“A harrowing first novel....A woman's Heart of Darkness....An obsessive monologue told in a measured whisper, desperate, chilling, seductive.”
“Stark imagery paints a visceral, powerful portrait of a milieu beset by mistrust and pain.”
“Profound and lyrical....Svoboda's reflective first-person narrative wades through deep currents of emotion. Sharp-boned writing that echoes for hours.”
“Cannibal has what many novels lack: guts, grist, balls, heart, lungs, and a worldview horrifically, uniquely its own.”
“All too often American writers depict Africans as the "Other." Svoboda realistically portrays her central character as the "Other" whose ways seem strange to the Africans she encounters.”

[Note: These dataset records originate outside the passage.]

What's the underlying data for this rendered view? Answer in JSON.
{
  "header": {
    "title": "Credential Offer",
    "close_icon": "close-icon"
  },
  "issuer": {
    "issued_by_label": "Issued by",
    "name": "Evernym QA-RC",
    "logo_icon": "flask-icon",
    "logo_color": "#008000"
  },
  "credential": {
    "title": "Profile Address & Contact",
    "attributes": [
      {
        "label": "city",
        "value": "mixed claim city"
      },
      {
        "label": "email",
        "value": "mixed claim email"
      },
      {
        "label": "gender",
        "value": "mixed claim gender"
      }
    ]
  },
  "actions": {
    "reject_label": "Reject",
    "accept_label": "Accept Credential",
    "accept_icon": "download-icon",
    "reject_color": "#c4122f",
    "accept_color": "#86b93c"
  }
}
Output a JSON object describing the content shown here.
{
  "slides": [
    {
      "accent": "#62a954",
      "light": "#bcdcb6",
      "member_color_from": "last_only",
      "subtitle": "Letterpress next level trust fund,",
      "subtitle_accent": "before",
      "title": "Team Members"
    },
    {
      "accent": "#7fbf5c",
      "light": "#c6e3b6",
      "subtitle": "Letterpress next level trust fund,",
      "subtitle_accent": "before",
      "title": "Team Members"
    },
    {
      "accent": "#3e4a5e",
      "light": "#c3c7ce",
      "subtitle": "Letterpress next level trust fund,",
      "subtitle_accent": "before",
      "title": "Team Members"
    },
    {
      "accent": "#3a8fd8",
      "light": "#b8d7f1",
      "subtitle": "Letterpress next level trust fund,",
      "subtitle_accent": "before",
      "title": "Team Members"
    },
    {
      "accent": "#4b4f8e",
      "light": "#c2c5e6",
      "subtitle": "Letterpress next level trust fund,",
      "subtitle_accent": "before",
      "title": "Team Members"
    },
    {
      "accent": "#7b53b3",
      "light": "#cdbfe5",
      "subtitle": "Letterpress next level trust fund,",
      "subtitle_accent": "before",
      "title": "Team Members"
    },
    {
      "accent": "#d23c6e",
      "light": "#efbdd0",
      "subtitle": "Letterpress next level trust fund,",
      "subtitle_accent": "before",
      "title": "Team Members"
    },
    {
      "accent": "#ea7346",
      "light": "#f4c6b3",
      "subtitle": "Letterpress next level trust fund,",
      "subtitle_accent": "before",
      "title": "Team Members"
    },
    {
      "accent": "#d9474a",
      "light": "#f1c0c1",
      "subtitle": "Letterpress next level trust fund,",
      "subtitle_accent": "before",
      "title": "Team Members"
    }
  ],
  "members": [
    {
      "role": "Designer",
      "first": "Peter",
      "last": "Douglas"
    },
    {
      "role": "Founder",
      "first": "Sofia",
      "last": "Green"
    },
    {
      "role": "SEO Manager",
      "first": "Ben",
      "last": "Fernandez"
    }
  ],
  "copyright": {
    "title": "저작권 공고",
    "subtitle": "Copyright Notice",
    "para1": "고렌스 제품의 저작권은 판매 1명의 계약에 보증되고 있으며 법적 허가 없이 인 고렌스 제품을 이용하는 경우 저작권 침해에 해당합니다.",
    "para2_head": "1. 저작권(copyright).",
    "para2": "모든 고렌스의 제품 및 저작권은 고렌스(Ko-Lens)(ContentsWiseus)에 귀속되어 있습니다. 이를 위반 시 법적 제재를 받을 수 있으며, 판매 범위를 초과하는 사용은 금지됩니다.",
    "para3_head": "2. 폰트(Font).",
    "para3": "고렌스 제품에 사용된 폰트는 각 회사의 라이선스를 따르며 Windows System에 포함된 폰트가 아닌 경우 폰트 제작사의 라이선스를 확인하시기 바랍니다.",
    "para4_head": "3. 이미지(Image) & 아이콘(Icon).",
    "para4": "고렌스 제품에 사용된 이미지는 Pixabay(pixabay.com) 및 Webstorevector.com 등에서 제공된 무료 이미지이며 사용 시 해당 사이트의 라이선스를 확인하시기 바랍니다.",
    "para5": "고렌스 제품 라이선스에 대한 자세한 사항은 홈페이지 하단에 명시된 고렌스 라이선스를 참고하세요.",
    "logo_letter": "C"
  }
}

“Cannibal is very powerful.”
Synopsis:
Cannibal is Africa from the inside—inside the head of a woman who fears that the man she loves is CIA, that the film the're supposed to make is his cover, that she might be pregnant. A haunting story of survival, Cannibal lays bare a woman's greatest hungers. Known as Good-for-Nothing by the Africans —unfit for the climate, the work, or frienship, she struggles for recognition, and for her life. What she finds, wandering the savannah for months, are the "blue people", those with AIDS who have been left to die in an abandoned British outpost. But this is only counterpoint to her own predicament. "Trust hasn't enough syllables," she says, regarding her lover walking ahead of her. "He doesn't look at it. I can't not look, but he won't look." In Cannibal, nobody wants to look—the differences are too frightening, the truth too stark, the love too little. A step beyond Heart of Darkness, Cannibal is the virtual reality of exotic paranoia where, when the images break apart, Death grins out.